For more than four decades, Iran has been living under tremendous external pressure. Economic sanctions have hampered its growth, cyber-attacks have crippled its infrastructure, assassinations have claimed key military and scientific figures, and diplomatic campaigns have sought to exclude it from the global system.
Israel, decisively supported by the United States and Western allies, enjoys overwhelming technological and military superiority. Yet, despite this relentless pressure, Iran has not capitulated or faded from the regional equation; if anything, it has learned to fight, adapt and project power on its own terms. How?
For years, Iran largely avoided sustained confrontation with Israel, despite periodic escalation. Recognising its limitations in conventional warfare, Tehran has developed an alternative playbook: one based on resilience, proxy influence and unconventional warfare.
Then what is Iran's real strategic advantage? Sanctions and threats have strengthened Iran's sense of national resistance more than they have weakened it.
Every attempt to isolate Iran is reframed by the state as a struggle for sovereignty and national survival—helping rally domestic unity, including among segments of the population critical of the government.
Over the years, Tehran has built a complex network of allies and proxy forces across the Middle East. From Lebanon and Iraq to Syria and Yemen, Iran's 'sphere of deterrence' enables Tehran to project power, destabilise its rivals and preserve strategic depth all while avoiding the direct costs of large-scale war. Over time, these regional alliances have become Iran's strongest shield against foreign pressure and isolation.
Israel may be winning the war in the shadows. Still, a full-scale conflict with Iran could produce consequences that neither side can fully contain. A miscalculation could turn the Middle East into a dangerous regional fault line - crippling oil markets, threatening global trade and pushing millions into humanitarian disaster.

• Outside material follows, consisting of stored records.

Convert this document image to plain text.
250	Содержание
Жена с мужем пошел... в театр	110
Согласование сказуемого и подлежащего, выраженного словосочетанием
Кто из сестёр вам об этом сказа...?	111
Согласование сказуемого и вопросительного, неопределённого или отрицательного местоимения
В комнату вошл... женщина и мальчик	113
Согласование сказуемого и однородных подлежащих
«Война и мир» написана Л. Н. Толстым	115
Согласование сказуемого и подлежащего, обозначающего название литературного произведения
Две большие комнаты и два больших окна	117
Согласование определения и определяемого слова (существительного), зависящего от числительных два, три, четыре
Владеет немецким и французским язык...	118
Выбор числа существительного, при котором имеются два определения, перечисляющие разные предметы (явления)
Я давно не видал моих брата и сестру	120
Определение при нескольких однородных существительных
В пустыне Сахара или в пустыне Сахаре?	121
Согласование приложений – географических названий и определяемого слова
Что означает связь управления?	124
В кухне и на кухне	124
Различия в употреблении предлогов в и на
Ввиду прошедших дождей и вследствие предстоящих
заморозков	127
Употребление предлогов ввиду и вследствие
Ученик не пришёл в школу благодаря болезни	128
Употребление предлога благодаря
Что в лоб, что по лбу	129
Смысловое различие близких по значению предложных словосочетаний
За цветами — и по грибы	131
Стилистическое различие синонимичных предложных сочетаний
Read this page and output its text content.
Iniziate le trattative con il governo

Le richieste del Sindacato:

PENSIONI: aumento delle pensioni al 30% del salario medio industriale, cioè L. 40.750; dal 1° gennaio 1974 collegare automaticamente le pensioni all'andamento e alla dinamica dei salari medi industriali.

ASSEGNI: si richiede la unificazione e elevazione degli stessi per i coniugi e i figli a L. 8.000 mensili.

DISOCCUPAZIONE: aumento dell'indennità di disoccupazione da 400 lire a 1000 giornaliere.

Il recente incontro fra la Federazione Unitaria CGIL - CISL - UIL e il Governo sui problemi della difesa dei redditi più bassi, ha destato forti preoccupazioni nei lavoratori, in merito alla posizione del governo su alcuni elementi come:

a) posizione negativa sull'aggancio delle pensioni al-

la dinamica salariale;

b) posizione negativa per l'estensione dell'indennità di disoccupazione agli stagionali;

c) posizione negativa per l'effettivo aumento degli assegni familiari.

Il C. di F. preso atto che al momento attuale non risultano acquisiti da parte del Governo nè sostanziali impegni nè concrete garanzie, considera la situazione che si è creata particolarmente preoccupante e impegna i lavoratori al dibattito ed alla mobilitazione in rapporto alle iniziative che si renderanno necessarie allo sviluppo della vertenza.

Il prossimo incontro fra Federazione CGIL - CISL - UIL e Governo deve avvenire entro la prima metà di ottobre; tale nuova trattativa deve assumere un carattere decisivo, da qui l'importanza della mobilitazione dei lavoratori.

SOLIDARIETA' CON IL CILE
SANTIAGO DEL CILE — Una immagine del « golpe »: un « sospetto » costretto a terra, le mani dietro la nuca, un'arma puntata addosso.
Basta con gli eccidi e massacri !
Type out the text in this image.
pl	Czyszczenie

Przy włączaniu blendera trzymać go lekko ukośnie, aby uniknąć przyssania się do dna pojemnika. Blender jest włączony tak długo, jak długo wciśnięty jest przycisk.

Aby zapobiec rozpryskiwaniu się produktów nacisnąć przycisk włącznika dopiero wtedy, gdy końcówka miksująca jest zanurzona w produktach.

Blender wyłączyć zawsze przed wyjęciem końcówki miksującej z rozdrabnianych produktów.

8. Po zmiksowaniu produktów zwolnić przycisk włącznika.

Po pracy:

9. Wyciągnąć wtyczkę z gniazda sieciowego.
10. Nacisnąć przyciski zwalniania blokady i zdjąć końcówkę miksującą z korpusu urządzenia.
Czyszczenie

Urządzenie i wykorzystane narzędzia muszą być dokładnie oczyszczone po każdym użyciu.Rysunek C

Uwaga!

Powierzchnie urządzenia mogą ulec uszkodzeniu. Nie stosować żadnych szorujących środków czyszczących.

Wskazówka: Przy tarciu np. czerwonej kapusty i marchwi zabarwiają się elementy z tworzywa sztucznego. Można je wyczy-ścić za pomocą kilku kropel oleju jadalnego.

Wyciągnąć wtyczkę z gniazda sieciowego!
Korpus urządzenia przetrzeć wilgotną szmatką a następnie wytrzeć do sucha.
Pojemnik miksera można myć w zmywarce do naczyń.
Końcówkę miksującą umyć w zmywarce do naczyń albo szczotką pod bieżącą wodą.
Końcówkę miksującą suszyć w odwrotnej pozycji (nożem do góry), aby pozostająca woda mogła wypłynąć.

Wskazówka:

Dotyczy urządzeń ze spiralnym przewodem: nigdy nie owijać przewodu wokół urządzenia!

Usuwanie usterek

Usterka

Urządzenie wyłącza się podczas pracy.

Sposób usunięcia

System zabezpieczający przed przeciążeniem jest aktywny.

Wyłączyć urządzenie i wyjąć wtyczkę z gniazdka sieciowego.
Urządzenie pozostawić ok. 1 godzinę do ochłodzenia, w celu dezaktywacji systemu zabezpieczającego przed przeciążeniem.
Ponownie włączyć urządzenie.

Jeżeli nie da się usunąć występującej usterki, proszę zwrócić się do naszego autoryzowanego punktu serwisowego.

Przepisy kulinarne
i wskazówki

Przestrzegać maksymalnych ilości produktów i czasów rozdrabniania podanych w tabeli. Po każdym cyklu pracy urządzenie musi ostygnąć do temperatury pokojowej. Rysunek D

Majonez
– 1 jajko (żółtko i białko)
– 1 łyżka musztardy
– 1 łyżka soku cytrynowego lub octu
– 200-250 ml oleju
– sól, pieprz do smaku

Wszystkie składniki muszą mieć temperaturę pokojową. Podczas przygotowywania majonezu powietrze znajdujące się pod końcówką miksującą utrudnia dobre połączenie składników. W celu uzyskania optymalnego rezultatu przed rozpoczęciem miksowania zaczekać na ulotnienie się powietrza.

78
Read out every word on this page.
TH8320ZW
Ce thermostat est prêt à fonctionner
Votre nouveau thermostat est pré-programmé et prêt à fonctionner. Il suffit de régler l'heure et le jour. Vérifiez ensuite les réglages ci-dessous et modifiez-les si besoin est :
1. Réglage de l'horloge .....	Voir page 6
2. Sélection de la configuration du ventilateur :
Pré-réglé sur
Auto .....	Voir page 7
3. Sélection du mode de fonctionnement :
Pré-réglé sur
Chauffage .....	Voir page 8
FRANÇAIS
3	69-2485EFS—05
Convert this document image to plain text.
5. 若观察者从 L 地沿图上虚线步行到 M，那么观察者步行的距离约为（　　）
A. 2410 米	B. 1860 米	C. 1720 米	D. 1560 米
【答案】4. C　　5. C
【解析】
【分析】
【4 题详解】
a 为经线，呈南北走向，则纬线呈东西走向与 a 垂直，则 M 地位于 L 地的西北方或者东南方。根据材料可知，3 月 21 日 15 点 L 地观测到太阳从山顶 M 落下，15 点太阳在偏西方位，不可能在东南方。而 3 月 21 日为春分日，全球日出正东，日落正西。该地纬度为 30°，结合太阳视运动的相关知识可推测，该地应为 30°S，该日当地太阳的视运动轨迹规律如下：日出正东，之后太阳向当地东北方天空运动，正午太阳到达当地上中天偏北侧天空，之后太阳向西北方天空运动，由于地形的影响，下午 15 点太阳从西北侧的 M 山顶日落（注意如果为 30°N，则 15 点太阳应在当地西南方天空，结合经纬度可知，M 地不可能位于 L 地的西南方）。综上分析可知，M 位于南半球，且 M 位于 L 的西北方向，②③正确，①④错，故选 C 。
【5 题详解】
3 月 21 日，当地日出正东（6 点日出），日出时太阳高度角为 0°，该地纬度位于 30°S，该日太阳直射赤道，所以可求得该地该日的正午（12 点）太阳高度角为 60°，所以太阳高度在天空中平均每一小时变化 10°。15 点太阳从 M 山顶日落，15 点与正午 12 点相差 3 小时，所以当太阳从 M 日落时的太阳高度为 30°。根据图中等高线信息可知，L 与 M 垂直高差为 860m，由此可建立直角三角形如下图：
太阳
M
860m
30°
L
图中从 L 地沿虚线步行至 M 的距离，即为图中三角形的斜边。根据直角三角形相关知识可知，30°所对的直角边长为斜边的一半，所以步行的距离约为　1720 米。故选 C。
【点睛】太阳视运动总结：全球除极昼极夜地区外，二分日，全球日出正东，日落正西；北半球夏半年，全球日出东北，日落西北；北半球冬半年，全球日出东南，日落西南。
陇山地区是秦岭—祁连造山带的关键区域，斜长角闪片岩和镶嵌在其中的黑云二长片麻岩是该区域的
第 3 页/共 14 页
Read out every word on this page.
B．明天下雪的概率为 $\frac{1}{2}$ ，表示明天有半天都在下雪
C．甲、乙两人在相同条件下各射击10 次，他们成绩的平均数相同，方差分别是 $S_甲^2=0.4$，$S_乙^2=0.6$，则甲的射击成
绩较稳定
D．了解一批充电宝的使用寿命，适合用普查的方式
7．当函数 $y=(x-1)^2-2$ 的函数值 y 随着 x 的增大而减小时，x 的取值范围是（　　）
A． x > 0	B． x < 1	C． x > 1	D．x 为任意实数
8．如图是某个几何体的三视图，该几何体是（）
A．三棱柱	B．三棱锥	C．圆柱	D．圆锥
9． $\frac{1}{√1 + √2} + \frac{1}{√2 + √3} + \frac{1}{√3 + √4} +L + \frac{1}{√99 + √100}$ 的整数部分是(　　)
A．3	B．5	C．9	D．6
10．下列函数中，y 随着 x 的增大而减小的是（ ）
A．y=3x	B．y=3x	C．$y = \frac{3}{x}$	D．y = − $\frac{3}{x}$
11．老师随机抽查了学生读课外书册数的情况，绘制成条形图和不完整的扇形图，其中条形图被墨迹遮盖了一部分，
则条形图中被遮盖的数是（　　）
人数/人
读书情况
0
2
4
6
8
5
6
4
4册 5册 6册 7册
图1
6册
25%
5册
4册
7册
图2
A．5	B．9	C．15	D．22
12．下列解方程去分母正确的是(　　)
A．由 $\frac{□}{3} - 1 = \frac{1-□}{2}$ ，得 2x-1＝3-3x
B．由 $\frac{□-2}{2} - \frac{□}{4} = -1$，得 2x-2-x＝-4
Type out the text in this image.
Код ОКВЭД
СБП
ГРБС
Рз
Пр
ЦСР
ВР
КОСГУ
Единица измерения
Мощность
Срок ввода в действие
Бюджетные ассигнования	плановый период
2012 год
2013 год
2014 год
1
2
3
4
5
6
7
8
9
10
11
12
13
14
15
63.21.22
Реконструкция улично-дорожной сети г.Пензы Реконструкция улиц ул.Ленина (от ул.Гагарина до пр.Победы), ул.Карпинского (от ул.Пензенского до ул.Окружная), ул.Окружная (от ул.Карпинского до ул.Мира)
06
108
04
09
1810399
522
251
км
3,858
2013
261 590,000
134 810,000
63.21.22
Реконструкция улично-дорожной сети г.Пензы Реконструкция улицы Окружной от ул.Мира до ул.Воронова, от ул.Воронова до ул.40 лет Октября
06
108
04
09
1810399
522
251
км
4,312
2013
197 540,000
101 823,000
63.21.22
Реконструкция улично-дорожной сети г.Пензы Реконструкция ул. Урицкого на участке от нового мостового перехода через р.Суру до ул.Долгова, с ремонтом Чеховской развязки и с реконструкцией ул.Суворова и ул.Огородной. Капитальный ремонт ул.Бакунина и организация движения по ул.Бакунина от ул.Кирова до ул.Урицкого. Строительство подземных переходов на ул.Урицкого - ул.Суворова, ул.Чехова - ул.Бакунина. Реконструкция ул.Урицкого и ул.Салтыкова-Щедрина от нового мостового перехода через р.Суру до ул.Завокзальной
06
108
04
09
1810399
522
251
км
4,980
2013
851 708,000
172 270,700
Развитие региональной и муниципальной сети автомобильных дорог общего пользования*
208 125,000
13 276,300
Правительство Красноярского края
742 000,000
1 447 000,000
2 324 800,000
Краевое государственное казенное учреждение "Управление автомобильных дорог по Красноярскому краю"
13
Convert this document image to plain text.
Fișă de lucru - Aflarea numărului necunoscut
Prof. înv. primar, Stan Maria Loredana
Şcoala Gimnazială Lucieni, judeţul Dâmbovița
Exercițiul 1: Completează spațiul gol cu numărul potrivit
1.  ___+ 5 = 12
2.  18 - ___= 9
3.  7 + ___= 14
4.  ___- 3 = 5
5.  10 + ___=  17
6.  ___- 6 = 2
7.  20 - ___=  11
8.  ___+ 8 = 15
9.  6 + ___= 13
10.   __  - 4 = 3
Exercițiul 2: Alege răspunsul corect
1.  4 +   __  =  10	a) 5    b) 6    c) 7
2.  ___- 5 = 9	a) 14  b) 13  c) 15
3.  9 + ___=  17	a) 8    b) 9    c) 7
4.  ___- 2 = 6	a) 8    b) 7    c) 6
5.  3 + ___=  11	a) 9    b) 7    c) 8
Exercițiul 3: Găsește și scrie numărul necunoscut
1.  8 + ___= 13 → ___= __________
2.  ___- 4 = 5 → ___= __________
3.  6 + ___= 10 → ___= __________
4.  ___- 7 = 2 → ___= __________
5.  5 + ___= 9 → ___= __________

That's why every conflict between Iran and Israel terrifies the international community. It is no longer merely regional but global in its consequences.
Economic sanctions reveal one of the great ironies of modern geopolitics. Ordinary Iranians have paid the ultimate price—runaway inflation, shrinking wages and a steady decline in living standards. Yet the long-term effectiveness of sanctions remains deeply contested among analysts. Instead of breaking Tehran's resolve, sanctions have forced Iran to adapt.
States once burdened by Western sanctions no longer stand alone; they are finding new lifelines in rival power centres. Iran, in particular, has turned this global shift into a strategic advantage by deepening ties with Beijing and Moscow to blunt efforts at total isolation. Behind the narrative of defiance lies economic pain, a country burdened by political repression and a restless young generation increasingly disillusioned with the status quo.
Stability in the face of foreign pressure has not resolved Iran's internal crisis. Millions still demand jobs, dignity, freedom and a future they can believe in. A state can survive sanctions and isolation, but it cannot indefinitely suppress domestic discontent.
The US experience in Iraq and Afghanistan has made one lesson painfully clear: military power can topple governments, but it cannot guarantee peace or political success.
Regimes can collapse quickly, yet instability can persist for decades. Iran has taken that lesson to heart. Its security strategy is built for endurance, not expansion.
Israel can damage facilities, disrupt networks and achieve tactical and strategic gains. Still, it cannot easily erase the political and ideological networks that sustain Iran's regional influence.
What remains is a dangerous shadow war in which neither side has achieved decisive strategic dominance. Yet, both continue pushing the region closer to wider conflict.
The Middle East remains trapped in a vicious cycle of insecurity, fueling aggression. Every escalation pushes the region closer to disaster, while ordinary civilians have to pay the highest price.
Beneath each new escalation lies a deeper question: How long can the Middle East continue to live in the shadow of perpetual conflict?